Even if this is not exactly so, one wind-fuelled and out of control bushfire is enough and there are far far too many wreaking havoc throughout Australia. The area that particularly concerns us personally is the Milton/Ulladulla/Lake Conjola area of New South Wales where our daughter Sara lives with her husband Derek and son Tom aged 15. (Sara Eastway nee Fuller-Sessions for those that don’t know!)
Six days ago I wrote my first post about the bushfires situation as it affected them and their community. They had escaped from their house just in time, for several days they didn’t know whether their house had burnt down or not. Things were bleak and very worrying.
Since then things have improved, for them, for the time being anyway. Many of their friends and neighbours, and hundreds in their area have lost their homes. One friend of theirs – whose husband is a firefighter – has lost everything. Sara and co were extremely lucky and cannot understand why their whole (25 acre) property could be burnt to a frazzle but the actual house left intact.
They moved back home a day or two ago. She says “The place is a mess but I keep looking around at everything and marvelling that it exists!” Sara said there are a lot of dazed and shocked people in town but the immediate threat has eased. There have been generous donations of food and equipment and offers of shelter for those left with nothing; apparently shops are stocking up again, garages have fuel and she has been at work since Monday (Jan 6th) all week.

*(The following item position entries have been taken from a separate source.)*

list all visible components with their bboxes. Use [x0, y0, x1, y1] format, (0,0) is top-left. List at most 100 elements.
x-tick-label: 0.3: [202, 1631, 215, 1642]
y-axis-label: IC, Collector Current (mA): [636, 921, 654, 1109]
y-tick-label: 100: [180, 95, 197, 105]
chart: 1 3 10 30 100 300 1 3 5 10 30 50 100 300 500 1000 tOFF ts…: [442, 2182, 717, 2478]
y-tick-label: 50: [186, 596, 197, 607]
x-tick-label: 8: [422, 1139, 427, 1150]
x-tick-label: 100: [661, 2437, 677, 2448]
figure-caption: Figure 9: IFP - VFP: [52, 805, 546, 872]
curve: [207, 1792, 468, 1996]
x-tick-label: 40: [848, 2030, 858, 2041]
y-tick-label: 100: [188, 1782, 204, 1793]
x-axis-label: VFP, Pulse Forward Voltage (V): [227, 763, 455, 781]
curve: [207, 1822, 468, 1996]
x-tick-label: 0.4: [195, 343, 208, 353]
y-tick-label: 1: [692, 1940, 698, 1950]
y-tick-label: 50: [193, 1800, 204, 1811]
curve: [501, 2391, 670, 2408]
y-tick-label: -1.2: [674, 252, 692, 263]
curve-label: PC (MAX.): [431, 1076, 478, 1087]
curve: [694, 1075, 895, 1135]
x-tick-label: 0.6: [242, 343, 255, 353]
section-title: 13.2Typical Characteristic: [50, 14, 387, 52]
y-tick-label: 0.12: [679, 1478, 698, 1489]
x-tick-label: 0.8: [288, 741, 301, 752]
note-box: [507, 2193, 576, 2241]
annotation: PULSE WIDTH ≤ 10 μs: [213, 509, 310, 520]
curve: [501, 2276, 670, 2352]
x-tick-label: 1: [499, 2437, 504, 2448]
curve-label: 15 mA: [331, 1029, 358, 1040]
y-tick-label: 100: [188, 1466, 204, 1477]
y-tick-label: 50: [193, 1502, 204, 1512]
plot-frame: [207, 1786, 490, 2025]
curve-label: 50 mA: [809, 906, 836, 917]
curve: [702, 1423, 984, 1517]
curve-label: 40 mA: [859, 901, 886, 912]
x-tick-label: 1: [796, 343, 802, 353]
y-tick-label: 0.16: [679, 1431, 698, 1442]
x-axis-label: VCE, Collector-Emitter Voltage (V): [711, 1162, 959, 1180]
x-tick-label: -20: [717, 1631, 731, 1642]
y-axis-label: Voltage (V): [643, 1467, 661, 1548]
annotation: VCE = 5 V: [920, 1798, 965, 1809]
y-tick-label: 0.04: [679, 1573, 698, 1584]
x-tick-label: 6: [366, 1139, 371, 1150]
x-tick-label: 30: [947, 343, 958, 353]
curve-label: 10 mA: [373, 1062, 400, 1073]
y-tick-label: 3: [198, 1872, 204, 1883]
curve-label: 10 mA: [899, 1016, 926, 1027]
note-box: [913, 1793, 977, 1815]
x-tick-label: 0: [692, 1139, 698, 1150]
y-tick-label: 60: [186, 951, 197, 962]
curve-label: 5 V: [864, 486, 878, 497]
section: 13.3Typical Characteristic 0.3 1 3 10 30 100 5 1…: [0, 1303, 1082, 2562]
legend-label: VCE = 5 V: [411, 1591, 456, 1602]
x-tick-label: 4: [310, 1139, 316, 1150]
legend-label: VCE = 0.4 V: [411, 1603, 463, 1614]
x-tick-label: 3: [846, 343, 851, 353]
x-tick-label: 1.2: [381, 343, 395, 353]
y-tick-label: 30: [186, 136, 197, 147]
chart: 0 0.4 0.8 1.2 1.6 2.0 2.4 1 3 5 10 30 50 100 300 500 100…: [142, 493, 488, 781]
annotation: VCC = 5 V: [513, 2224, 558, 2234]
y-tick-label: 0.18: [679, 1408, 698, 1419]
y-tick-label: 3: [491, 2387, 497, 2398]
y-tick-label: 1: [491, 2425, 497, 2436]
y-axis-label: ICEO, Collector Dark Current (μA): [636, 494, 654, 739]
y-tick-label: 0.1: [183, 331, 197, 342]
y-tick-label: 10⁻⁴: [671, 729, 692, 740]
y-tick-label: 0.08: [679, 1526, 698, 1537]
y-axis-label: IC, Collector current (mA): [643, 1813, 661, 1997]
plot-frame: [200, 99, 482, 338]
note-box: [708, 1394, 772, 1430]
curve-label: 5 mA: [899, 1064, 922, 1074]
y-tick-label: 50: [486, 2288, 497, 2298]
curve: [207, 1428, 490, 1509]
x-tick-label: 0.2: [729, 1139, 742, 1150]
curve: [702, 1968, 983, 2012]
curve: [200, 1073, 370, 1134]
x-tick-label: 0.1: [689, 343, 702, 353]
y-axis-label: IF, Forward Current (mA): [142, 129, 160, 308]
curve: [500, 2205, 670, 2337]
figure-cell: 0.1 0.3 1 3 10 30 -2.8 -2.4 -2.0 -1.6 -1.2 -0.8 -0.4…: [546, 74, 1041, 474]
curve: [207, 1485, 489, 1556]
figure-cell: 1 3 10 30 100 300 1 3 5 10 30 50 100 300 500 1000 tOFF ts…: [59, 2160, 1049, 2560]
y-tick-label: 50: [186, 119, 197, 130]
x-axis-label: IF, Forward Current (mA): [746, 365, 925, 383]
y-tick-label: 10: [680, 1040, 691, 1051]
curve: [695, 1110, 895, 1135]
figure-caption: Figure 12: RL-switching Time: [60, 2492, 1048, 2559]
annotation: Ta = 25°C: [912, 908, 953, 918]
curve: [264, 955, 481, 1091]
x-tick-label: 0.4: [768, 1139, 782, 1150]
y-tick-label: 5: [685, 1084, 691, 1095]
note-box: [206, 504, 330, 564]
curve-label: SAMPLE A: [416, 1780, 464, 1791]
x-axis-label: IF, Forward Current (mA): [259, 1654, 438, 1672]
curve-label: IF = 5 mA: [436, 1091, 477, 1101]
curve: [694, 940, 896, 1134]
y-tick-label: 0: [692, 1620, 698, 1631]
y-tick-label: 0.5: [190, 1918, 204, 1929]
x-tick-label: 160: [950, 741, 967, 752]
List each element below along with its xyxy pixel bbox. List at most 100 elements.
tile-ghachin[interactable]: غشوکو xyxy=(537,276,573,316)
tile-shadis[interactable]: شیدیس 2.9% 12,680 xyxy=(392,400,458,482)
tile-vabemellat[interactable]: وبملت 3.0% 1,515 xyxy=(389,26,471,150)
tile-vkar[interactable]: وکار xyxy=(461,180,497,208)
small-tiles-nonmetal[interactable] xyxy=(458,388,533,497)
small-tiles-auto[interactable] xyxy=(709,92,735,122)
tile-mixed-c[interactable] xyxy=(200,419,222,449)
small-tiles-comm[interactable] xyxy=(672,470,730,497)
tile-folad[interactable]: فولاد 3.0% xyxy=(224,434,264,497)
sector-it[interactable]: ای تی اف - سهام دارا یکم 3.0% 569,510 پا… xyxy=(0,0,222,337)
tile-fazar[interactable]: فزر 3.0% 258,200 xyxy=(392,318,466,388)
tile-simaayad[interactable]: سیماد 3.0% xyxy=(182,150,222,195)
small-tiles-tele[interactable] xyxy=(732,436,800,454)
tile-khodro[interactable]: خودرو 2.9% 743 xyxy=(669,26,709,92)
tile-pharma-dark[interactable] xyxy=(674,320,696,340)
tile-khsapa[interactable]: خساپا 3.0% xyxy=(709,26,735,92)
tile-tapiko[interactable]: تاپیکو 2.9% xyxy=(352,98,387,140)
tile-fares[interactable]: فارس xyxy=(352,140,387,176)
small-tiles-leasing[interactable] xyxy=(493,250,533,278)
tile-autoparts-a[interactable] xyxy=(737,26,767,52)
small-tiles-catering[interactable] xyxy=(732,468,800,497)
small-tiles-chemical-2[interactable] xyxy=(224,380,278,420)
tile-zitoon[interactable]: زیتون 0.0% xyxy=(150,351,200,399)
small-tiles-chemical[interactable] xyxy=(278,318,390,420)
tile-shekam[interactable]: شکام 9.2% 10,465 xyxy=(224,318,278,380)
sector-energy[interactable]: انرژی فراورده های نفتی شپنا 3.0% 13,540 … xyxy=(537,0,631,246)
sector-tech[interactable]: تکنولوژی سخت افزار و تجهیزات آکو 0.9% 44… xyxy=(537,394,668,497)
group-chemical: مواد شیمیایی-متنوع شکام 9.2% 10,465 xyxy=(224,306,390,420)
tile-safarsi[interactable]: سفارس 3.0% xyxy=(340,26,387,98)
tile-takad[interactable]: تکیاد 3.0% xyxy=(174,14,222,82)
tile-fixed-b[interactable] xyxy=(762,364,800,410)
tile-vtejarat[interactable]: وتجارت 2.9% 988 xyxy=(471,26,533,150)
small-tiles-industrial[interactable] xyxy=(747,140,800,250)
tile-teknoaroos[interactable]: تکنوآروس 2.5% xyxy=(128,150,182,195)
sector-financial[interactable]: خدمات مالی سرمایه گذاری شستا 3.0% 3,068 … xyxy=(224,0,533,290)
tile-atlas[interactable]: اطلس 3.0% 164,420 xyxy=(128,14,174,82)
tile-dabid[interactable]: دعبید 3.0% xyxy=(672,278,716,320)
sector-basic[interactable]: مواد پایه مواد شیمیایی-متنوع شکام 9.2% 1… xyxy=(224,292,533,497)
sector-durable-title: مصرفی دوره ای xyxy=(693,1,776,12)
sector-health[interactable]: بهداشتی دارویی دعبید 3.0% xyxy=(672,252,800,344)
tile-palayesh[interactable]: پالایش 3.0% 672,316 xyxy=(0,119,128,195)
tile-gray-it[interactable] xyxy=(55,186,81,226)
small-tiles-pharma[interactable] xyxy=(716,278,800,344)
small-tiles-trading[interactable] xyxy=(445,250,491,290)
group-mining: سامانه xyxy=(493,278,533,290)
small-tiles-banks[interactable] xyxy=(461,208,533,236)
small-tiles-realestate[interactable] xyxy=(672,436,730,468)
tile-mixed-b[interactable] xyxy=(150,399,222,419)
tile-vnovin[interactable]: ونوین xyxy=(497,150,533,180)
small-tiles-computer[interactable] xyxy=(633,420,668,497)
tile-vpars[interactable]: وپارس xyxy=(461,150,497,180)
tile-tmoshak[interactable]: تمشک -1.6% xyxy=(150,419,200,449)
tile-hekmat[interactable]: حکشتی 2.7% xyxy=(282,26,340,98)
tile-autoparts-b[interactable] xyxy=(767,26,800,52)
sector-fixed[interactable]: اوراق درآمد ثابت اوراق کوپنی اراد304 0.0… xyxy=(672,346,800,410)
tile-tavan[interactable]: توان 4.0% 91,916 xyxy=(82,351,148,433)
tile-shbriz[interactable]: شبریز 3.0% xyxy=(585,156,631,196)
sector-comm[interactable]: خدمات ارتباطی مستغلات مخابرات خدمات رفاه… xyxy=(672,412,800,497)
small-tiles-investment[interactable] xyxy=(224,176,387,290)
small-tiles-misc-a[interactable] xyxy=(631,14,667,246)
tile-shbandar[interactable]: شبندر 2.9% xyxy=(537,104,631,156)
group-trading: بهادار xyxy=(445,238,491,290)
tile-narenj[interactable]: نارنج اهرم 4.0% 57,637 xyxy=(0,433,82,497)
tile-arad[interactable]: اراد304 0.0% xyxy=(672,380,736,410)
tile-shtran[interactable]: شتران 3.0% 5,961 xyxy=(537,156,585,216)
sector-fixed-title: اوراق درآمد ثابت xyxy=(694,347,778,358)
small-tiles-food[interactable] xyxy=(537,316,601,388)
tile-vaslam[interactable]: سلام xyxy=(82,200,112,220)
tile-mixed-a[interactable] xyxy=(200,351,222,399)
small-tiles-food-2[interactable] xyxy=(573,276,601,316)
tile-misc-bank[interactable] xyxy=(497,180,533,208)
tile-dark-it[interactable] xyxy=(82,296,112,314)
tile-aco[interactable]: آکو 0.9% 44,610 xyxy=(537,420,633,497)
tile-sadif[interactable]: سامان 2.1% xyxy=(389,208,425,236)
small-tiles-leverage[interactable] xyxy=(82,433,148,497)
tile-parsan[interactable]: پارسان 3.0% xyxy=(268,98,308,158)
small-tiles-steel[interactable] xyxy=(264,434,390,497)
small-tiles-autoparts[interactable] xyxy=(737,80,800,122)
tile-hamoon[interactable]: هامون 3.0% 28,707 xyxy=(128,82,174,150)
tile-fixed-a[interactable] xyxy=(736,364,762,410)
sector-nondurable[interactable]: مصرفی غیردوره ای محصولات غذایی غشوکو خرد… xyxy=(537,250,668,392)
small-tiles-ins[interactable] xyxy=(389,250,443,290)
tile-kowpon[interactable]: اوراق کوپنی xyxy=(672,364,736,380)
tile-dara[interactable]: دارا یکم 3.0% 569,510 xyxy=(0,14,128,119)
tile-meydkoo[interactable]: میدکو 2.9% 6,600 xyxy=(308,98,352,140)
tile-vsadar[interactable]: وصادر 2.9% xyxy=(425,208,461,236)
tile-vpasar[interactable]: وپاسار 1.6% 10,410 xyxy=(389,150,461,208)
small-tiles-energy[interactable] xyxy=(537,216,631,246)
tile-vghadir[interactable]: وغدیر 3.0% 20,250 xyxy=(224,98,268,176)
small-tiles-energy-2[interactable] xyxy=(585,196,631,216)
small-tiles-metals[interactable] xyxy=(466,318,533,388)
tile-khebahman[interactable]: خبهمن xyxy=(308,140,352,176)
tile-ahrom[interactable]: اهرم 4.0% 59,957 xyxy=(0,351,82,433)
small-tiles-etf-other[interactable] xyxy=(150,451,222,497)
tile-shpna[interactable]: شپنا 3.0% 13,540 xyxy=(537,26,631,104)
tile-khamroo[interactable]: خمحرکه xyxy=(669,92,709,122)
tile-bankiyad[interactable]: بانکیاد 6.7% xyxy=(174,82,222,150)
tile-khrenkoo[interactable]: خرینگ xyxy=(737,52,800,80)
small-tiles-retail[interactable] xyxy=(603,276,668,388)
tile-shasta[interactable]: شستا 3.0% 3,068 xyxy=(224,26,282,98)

They still have no electricity, but Derek has unearthed an old and rather small generator and they can now, with clever management, have a quick hot shower – rather important when there is so much ash and dirty debris in the air outside. They are cooking on a gas camping stove. ‘We are fine’ she says. They are now living the new ‘normal’. But of course, it may not be the end of the immediate story: apparently more bad weather is forecast for this Friday Jan 10th).
What can we do, from our damp and distant land? One feels pretty useless. John and I felt we would prefer to donate to a local fundraising effort rather than a national one and Sara is going to find out more. On a more personal note she tells us that they have run out of face masks which are rather essential but no longer to be had anywhere locally. I have tried to order some online, not quite knowing what I was looking for – and only after I’d managed to distinguish the ads for surgical ones from beauty aids (There seemed to be many more of those…)
Finally… on a far more serious, longterm note. Sara sent an article from the Milton and Ulladulla Times written by an Aboriginal elder who lost everything. (All the newspaper’s adverts are annoying, but do read the whole article.)
He reminds everyone that the fires aren’t the whole story: when they are put out it is by no means the end of the story. It should be the start.
“The world has to learn to look after what they’ve been given for their very existence.”